The Nazca Lines have ignited the world's imagination since they were discovered. The Daily Mail reports that the geoglyphs were first spotted from the air in 1939 when a pilot flew over the Nazca region of the Peruvian coastal highlands. The archeological site stretches more than 50 miles (80 km) between the towns of Nazca and Palpa, 248 miles (400 km) south of Lima, and it has lasted for over 2,000 years. Its size and scope are incomparable to any other group geoglyphs anywhere in the world.
UNESCO described the Nazca Lines as "the most outstanding group of geoglyphs anywhere in the world and it is unmatched in its extent, magnitude, quantity, size, diversity and ancient tradition to any similar work in the world."
There are about 700 geoglyphs in total, divided into two groups. The first group represents natural objects, such as animals, including a whale, a monkey, a dog, a condor, and insects. The second group consists of geometrical figures.
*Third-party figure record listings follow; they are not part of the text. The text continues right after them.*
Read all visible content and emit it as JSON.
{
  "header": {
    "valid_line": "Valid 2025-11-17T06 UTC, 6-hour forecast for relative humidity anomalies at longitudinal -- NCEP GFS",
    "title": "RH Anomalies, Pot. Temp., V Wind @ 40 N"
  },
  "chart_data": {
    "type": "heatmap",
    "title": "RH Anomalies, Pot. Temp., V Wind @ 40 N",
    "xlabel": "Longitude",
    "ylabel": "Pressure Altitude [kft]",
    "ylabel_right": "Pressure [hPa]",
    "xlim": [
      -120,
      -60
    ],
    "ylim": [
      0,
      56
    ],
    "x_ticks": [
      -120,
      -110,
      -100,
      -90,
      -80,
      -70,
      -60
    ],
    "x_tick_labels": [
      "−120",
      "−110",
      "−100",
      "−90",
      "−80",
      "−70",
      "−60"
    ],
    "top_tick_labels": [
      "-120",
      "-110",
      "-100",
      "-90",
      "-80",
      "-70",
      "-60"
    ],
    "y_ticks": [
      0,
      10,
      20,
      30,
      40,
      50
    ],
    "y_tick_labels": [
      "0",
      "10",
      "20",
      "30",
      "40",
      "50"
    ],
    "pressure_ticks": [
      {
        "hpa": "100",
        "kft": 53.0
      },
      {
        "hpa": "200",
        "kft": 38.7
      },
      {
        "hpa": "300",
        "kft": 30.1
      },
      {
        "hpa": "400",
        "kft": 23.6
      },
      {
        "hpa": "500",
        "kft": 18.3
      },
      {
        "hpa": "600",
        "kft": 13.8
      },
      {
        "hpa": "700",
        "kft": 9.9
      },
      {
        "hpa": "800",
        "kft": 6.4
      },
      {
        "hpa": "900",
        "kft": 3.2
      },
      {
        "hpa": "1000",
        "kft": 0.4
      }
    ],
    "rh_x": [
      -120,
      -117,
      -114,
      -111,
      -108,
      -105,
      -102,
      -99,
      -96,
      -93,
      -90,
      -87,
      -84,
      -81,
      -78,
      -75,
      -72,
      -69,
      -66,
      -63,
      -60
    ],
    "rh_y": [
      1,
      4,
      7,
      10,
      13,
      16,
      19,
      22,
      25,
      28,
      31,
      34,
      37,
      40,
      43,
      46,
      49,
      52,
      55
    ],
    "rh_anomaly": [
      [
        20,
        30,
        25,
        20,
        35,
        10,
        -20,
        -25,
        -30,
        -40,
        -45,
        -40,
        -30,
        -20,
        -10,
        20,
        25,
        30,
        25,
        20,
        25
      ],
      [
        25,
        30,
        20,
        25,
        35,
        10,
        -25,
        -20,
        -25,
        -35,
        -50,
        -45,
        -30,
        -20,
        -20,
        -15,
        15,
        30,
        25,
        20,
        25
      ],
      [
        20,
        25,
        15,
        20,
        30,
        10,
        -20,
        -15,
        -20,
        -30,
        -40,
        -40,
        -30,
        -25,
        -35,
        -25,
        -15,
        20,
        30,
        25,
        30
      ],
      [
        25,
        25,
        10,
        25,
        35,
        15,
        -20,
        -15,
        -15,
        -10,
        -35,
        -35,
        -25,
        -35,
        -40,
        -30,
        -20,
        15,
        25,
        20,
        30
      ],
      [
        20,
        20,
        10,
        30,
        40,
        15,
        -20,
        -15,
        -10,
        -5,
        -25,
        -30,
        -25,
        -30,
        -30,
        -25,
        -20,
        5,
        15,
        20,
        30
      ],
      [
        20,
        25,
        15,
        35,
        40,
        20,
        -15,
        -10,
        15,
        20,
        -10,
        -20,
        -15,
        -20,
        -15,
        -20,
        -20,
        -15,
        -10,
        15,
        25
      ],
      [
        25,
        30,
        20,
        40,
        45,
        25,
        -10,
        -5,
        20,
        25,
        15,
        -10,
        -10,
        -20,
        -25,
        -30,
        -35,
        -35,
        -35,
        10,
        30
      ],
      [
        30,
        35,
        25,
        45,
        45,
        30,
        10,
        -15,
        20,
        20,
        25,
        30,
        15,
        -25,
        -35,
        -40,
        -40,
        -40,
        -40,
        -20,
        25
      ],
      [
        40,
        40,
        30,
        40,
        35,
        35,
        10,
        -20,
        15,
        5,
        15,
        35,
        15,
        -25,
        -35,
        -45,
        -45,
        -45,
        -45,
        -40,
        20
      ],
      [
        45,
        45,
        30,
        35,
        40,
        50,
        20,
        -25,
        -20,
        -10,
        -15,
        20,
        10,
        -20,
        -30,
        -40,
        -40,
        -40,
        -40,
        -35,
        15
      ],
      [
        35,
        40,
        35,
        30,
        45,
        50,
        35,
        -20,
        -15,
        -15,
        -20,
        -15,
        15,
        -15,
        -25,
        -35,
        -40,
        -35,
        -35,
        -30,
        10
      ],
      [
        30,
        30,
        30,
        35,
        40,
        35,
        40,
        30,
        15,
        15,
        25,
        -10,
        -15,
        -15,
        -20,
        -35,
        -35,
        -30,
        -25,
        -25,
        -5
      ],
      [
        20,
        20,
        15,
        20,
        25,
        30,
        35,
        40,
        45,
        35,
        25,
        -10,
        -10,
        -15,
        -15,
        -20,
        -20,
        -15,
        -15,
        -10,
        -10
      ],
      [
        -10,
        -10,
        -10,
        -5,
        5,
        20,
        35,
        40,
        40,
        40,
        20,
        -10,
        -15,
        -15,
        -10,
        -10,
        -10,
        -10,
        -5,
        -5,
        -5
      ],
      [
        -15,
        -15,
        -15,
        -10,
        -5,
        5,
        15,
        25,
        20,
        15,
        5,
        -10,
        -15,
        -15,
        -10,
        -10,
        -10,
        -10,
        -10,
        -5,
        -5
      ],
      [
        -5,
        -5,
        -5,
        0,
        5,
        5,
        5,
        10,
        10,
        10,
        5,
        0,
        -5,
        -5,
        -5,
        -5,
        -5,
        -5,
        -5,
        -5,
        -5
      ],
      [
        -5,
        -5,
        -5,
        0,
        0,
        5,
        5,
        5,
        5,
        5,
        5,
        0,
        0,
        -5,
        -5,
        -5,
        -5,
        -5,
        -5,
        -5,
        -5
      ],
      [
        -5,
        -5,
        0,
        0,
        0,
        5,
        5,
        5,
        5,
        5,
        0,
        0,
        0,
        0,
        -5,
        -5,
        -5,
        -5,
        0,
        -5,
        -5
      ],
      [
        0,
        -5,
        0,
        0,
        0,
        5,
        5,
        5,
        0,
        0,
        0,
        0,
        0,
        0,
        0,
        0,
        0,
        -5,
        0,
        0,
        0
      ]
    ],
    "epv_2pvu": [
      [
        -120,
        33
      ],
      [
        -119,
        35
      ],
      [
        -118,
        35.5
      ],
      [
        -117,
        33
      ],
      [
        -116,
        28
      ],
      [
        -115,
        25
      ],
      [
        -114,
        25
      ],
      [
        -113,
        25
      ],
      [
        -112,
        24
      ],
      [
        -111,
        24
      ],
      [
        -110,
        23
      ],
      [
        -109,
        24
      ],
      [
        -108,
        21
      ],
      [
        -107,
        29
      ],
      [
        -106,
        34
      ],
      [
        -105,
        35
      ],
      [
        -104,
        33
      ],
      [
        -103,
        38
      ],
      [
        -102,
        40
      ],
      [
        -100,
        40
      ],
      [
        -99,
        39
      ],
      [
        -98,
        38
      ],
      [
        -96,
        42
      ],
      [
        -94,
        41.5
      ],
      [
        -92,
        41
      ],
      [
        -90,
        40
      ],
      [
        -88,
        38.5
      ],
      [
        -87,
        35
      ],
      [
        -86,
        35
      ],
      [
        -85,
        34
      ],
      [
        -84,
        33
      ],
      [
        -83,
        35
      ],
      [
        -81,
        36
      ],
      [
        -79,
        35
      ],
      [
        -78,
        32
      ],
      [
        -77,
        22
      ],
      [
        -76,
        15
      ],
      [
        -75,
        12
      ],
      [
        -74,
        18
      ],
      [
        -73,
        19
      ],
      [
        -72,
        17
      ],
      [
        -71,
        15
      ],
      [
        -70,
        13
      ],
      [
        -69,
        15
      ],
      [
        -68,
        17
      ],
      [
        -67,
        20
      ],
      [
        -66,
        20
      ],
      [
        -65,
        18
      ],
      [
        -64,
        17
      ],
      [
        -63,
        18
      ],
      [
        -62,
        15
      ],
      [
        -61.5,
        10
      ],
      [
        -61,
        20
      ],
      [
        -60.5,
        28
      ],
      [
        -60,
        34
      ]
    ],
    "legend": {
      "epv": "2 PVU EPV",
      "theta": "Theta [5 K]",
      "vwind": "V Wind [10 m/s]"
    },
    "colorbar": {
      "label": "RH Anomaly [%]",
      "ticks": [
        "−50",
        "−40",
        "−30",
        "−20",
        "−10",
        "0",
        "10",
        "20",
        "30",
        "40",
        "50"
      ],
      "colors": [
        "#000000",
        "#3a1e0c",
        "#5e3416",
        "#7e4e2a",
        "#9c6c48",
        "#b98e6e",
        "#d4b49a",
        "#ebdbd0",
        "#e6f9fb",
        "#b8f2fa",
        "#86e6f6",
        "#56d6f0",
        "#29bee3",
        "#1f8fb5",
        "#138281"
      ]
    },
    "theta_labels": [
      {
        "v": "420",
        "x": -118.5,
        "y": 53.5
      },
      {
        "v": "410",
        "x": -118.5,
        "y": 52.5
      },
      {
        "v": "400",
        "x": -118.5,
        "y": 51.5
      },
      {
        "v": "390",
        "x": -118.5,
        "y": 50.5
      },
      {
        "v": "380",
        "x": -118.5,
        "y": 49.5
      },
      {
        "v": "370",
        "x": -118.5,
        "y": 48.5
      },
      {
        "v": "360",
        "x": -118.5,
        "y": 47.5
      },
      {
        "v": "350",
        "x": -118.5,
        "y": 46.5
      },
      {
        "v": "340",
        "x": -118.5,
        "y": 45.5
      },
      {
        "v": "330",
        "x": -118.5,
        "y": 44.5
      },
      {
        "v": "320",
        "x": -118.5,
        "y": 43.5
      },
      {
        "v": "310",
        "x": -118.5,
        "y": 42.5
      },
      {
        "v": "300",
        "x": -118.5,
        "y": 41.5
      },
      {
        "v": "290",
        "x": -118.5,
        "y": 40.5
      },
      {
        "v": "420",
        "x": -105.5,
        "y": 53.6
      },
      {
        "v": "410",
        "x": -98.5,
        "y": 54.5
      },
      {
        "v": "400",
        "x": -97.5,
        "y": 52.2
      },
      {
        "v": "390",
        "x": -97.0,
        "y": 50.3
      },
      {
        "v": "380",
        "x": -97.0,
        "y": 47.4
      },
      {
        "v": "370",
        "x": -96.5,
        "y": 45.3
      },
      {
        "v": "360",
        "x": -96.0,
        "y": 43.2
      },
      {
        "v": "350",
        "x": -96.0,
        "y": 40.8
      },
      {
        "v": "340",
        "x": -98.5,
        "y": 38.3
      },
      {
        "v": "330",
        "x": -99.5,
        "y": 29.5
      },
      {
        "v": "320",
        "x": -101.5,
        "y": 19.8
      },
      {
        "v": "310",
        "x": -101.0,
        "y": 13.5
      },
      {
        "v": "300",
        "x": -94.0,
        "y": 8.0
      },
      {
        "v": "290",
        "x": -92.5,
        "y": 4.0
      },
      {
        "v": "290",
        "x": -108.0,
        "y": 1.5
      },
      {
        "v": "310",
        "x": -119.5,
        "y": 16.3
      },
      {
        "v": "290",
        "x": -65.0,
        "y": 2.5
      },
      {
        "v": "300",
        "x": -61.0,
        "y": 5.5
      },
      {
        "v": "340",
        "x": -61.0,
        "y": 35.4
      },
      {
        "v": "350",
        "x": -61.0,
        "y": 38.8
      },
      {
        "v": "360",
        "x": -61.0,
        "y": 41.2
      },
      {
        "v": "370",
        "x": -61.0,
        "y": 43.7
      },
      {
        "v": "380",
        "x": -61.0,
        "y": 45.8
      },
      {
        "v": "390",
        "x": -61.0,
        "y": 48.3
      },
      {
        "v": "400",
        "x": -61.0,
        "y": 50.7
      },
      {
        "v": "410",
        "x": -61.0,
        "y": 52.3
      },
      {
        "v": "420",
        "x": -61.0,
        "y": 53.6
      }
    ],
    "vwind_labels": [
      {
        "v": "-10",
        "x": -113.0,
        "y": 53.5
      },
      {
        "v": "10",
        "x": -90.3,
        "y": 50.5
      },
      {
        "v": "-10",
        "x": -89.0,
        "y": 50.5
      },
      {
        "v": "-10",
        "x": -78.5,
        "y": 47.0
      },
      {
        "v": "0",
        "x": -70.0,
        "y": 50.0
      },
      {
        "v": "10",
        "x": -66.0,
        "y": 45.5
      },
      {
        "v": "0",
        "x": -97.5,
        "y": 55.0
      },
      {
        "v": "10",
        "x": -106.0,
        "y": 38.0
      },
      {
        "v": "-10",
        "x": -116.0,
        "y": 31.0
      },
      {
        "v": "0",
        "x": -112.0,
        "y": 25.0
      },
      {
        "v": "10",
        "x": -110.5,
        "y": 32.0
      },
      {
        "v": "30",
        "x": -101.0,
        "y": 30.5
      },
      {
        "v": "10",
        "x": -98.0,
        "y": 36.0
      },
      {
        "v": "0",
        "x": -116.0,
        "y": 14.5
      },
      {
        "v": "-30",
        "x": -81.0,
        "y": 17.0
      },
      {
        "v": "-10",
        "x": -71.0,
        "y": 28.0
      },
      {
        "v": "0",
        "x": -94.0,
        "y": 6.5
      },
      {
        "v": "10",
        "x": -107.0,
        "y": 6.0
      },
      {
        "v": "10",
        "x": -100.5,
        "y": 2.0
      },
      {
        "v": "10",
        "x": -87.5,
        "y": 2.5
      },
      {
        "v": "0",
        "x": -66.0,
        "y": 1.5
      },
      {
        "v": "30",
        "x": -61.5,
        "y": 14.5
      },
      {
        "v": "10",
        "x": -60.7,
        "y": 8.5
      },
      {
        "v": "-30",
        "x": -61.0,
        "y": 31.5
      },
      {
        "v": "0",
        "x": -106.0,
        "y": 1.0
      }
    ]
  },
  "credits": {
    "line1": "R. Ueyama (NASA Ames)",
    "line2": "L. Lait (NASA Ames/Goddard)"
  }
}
And of course, the one that is perhaps the most famous and most intriguing of them all, the geoglyph that resembles an astronaut.
Their mystery has sparked all kinds of theories, such as time travelers or extraterrestrials are responsible for the geoglyphs, or that they are astrological markers.
What we know is that the lines were built by the Nazca people, who predated the Incas by as much as 2,000 years. They flourished for eight centuries in which they treated the desert as an enormous canvas. Using their hands and rudimentary tools, they dug shallow trenches, removing the dark stones and topsoil to reveal the lighter colored earth underneath, creating literally hundreds of enormous lines; the geoglyphs we see today.
We can still see them thanks to the Peruvian environment, one of the driest on Earth. The harsh sun has hardened and set the lines in the clay and gypsum soil.
Unfortunately, the geoglyphs have been invaded before. In 2014, Greenpeace planted a message there in advance of U.N. climate talks in Lima, Peru.